Back to school is always a hectic time for both kids and parents. Children have to adjust to new classrooms, new teachers, new subjects, and new schedules, while parents have to adjust to added demands on their time.
This can be a stressful time of year for families, but it also represents a fresh start. New clothes, new haircuts and new backpacks can help kids start the school year off right, but it’s also a great time for kids to get fresh starts in their rooms as well.
With kids often having schedules just as demanding as their parents, it’s essential that their rooms are well-equipped to handle all of the challenges of a new school year.
To get your child’s room up to speed for the school year, check out Blindster’s tips below:
The value of your child having access to a study or work desk in his or her bedroom can’t be stressed enough. Homework and long study periods are the norm for students of all ages and grades in 2016. Having a place to focus and complete assignments and study before an important exam can make a big difference in grades and test scores. Desks are also essential for long writing or reading assignments, as prolonged work sessions on the couch or dining table can lead to discomfort and difficulty focusing.
For most elementary school-aged children, single or twin-size beds are more than adequate to provide comfortable rest and relaxation. But as children grow to reach middle school and high school age, their sleep patterns change and getting a full night of rest can become more difficult. Larger beds, such as full or queen-sized beds, make it easier for older children to fall asleep and stay asleep longer, which can significantly improve their academic performance and ability to stay focused throughout the day.
Bright sunlight is great for lighting up your home, but it can be a kid’s worst enemy in the morning or while they’re attempting to study and finish homework. To help your child sleep better and focus after school, consider installing window treatments that are designed to block sunlight and reduce outside noise levels. Our selection of blackout cellular shades not only block light and UV rays from entering your child’s room, they’re also great insulators, making them ideal for climate control and noise reduction.
It’s well known that colors have a profound impact on mood and energy levels. If your child tends to be hyperactive or has difficulty sitting still and focusing on homework for long periods of time, consider painting his or her room a cool and calming color, such as light blue, green, or yellow. If your child has difficulty waking up in the morning or getting motivated to study, choose energizing colors like red, orange and purple.
Displaying your child’s accomplishments can be a great motivator to keep him or her striving for more success in the future. A few prominently arranged shelves serve as the perfect displays for your child’s achievements, and you can continue adding to it as he or she grows in both academic and after-school activities throughout the years.

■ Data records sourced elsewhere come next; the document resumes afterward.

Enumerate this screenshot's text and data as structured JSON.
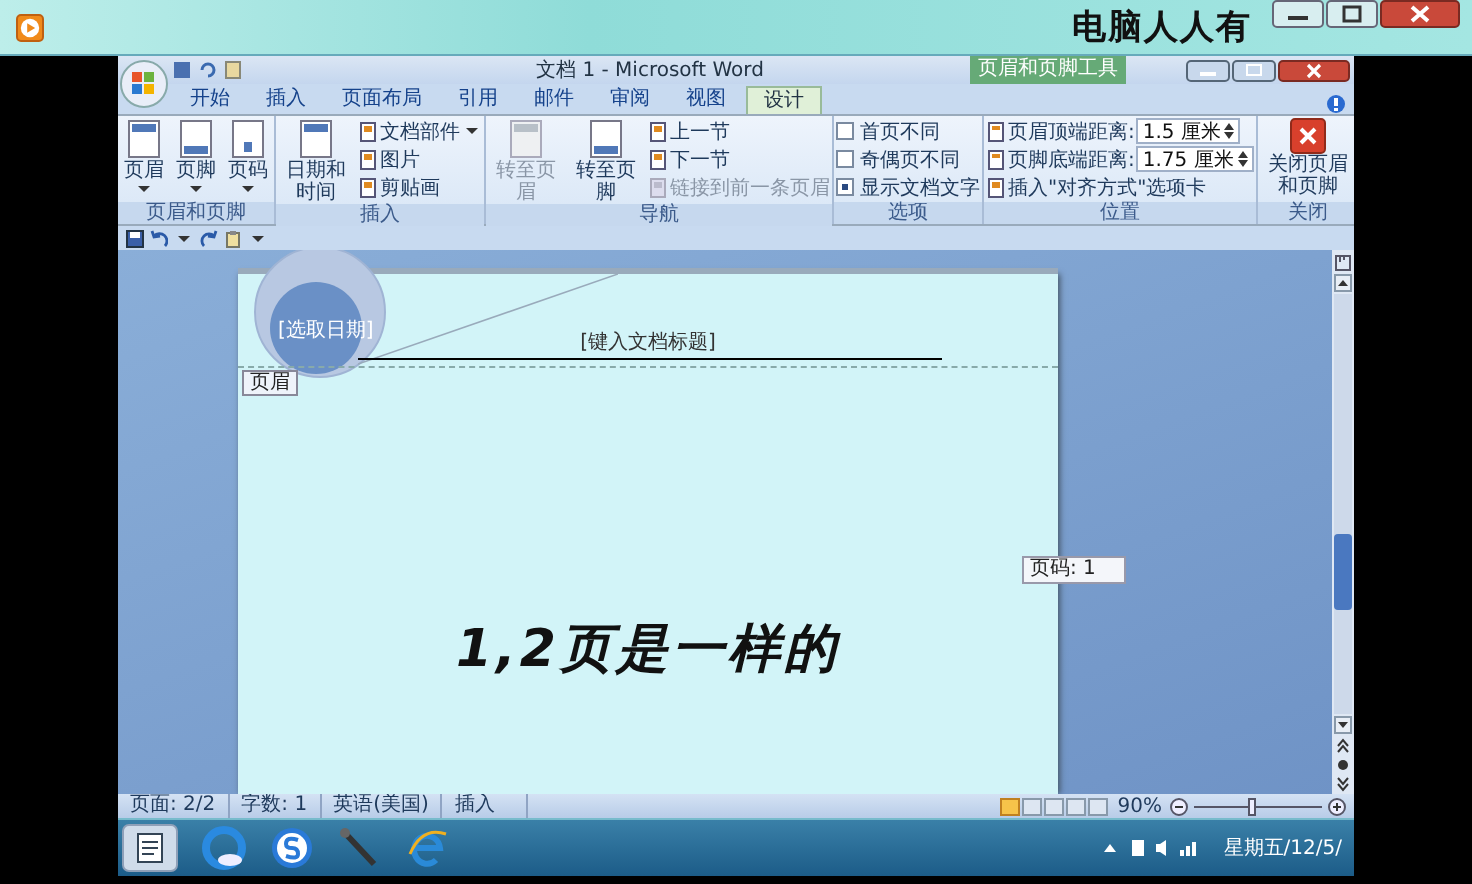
{
  "player": {
    "title": "电脑人人有"
  },
  "word": {
    "title": "文档 1 - Microsoft Word",
    "context_group": "页眉和页脚工具",
    "tabs": [
      {
        "label": "开始",
        "selected": false
      },
      {
        "label": "插入",
        "selected": false
      },
      {
        "label": "页面布局",
        "selected": false
      },
      {
        "label": "引用",
        "selected": false
      },
      {
        "label": "邮件",
        "selected": false
      },
      {
        "label": "审阅",
        "selected": false
      },
      {
        "label": "视图",
        "selected": false
      },
      {
        "label": "设计",
        "selected": true
      }
    ],
    "ribbon_groups": [
      {
        "label": "页眉和页脚",
        "items": [
          {
            "kind": "large",
            "label": "页眉",
            "dropdown": true,
            "disabled": false
          },
          {
            "kind": "large",
            "label": "页脚",
            "dropdown": true,
            "disabled": false
          },
          {
            "kind": "large",
            "label": "页码",
            "dropdown": true,
            "disabled": false
          }
        ]
      },
      {
        "label": "插入",
        "items": [
          {
            "kind": "large",
            "label": "日期和时间",
            "dropdown": false,
            "disabled": false
          },
          {
            "kind": "small",
            "label": "文档部件",
            "dropdown": true,
            "disabled": false
          },
          {
            "kind": "small",
            "label": "图片",
            "dropdown": false,
            "disabled": false
          },
          {
            "kind": "small",
            "label": "剪贴画",
            "dropdown": false,
            "disabled": false
          }
        ]
      },
      {
        "label": "导航",
        "items": [
          {
            "kind": "large",
            "label": "转至页眉",
            "dropdown": false,
            "disabled": true
          },
          {
            "kind": "large",
            "label": "转至页脚",
            "dropdown": false,
            "disabled": false
          },
          {
            "kind": "small",
            "label": "上一节",
            "dropdown": false,
            "disabled": false
          },
          {
            "kind": "small",
            "label": "下一节",
            "dropdown": false,
            "disabled": false
          },
          {
            "kind": "small",
            "label": "链接到前一条页眉",
            "dropdown": false,
            "disabled": true
          }
        ]
      },
      {
        "label": "选项",
        "items": [
          {
            "kind": "check",
            "label": "首页不同",
            "checked": false
          },
          {
            "kind": "check",
            "label": "奇偶页不同",
            "checked": false
          },
          {
            "kind": "check",
            "label": "显示文档文字",
            "checked": true
          }
        ]
      },
      {
        "label": "位置",
        "items": [
          {
            "kind": "spin",
            "label": "页眉顶端距离:",
            "value": "1.5 厘米"
          },
          {
            "kind": "spin",
            "label": "页脚底端距离:",
            "value": "1.75 厘米"
          },
          {
            "kind": "small",
            "label": "插入\"对齐方式\"选项卡",
            "dropdown": false,
            "disabled": false
          }
        ]
      },
      {
        "label": "关闭",
        "items": [
          {
            "kind": "close",
            "label": "关闭页眉和页脚"
          }
        ]
      }
    ],
    "document": {
      "date_field": "[选取日期]",
      "title_field": "[键入文档标题]",
      "header_tag": "页眉",
      "body_text": "1,2页是一样的",
      "tooltip": "页码: 1"
    },
    "status_bar": {
      "items": [
        "页面: 2/2",
        "字数: 1",
        "英语(美国)",
        "插入"
      ],
      "views": [
        {
          "selected": true
        },
        {
          "selected": false
        },
        {
          "selected": false
        },
        {
          "selected": false
        },
        {
          "selected": false
        }
      ],
      "zoom": "90%",
      "zoom_slider": {
        "level": 0.45
      }
    },
    "taskbar": {
      "clock": "星期五/12/5/"
    }
  }
}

Kid’s rooms can go from neat and tidy, to total disaster areas in the blink of an eye. Trying to keep your child’s room 100 percent clean day in and day out is often a losing battle, but you can cut down on the mess by supplying him or her with plenty of storage spaces. Label crates or tubs and keep each separate. Then use one for sports equipment, one for art supplies, and one for instruments or music-related equipment, etc. When everything has its place, your child will find it much easier to keep his or her room tidy without your help.
Managing an ever-evolving list of appointments, meetings, errands, and family get-togethers is difficult enough for adults, but nowadays, many children have schedules that are just as busy and hectic as their parents’. Instead of hoping that your child can rely on a small, school-issued planner, hang a large wall calendar or white board in his or her room. That way he or she can list and easily keep track of all upcoming assignments, sporting events, tryouts, and other activities.

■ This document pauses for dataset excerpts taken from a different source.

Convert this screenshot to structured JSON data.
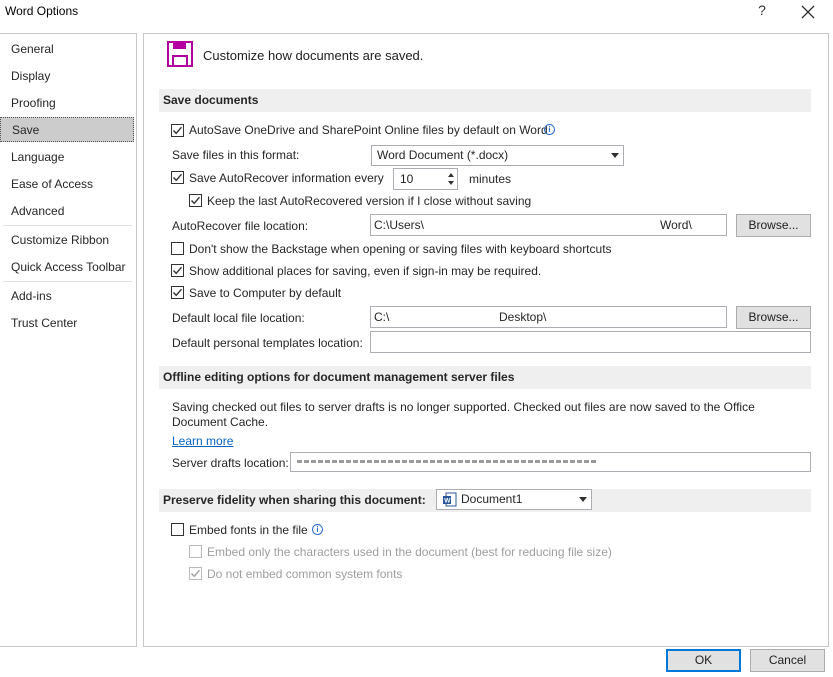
{
  "window": {
    "title": "Word Options",
    "help_symbol": "?",
    "close_symbol": "✕"
  },
  "sidebar": {
    "items": [
      {
        "label": "General"
      },
      {
        "label": "Display"
      },
      {
        "label": "Proofing"
      },
      {
        "label": "Save",
        "selected": true
      },
      {
        "label": "Language"
      },
      {
        "label": "Ease of Access"
      },
      {
        "label": "Advanced"
      },
      {
        "label": "Customize Ribbon"
      },
      {
        "label": "Quick Access Toolbar"
      },
      {
        "label": "Add-ins"
      },
      {
        "label": "Trust Center"
      }
    ]
  },
  "header": {
    "text": "Customize how documents are saved.",
    "icon": "save-icon",
    "icon_color": "#b4009e"
  },
  "save_documents": {
    "title": "Save documents",
    "autosave_label": "AutoSave OneDrive and SharePoint Online files by default on Word",
    "autosave_checked": true,
    "format_label": "Save files in this format:",
    "format_value": "Word Document (*.docx)",
    "autorecover_label": "Save AutoRecover information every",
    "autorecover_checked": true,
    "autorecover_minutes": "10",
    "minutes_label": "minutes",
    "keep_last_label": "Keep the last AutoRecovered version if I close without saving",
    "keep_last_checked": true,
    "autorecover_location_label": "AutoRecover file location:",
    "autorecover_location_start": "C:\\Users\\",
    "autorecover_location_end": "Word\\",
    "browse_label": "Browse...",
    "dont_show_backstage_label": "Don't show the Backstage when opening or saving files with keyboard shortcuts",
    "dont_show_backstage_checked": false,
    "show_additional_label": "Show additional places for saving, even if sign-in may be required.",
    "show_additional_checked": true,
    "save_to_computer_label": "Save to Computer by default",
    "save_to_computer_checked": true,
    "default_local_label": "Default local file location:",
    "default_local_start": "C:\\",
    "default_local_end": "Desktop\\",
    "templates_label": "Default personal templates location:",
    "templates_value": ""
  },
  "offline": {
    "title": "Offline editing options for document management server files",
    "notice": "Saving checked out files to server drafts is no longer supported. Checked out files are now saved to the Office Document Cache.",
    "learn_more": "Learn more",
    "server_drafts_label": "Server drafts location:"
  },
  "fidelity": {
    "title": "Preserve fidelity when sharing this document:",
    "document": "Document1",
    "embed_fonts_label": "Embed fonts in the file",
    "embed_fonts_checked": false,
    "embed_only_label": "Embed only the characters used in the document (best for reducing file size)",
    "embed_only_checked": false,
    "no_common_label": "Do not embed common system fonts",
    "no_common_checked": true
  },
  "footer": {
    "ok_label": "OK",
    "cancel_label": "Cancel"
  },
  "colors": {
    "accent": "#0078d7",
    "selected_nav": "#cccccc",
    "section_header": "#efefef"
  }
}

Mornings are the most hectic time of day for both adults and kids. For kids, the hectic nature of mornings is often due to desperate searches through closets and dressers to find something to wear. Make it easier on your child by making sure his or her closet is organized and all clothes are accessible. Move clothing that’s out-of-season to another closet or push them to the back to make room for season-appropriate clothing, and be sure to regularly sell, donate, or hand down clothing that your child has outgrown to avoid overcrowding closets and dressers.
Technology is an essential part of life for everyone, including kids in school. However, that doesn’t mean that it should be allowed to take over their lives or create major distractions that get in the way of homework, studying, and excelling in extracurricular activities. If you find that your child is having difficulty staying on task, consider moving his or her computer, television, gaming console, or tablet to another part of the house. This makes it easier to monitor your child’s usage and set time limits if their usage gets out of hand or interferes with school work.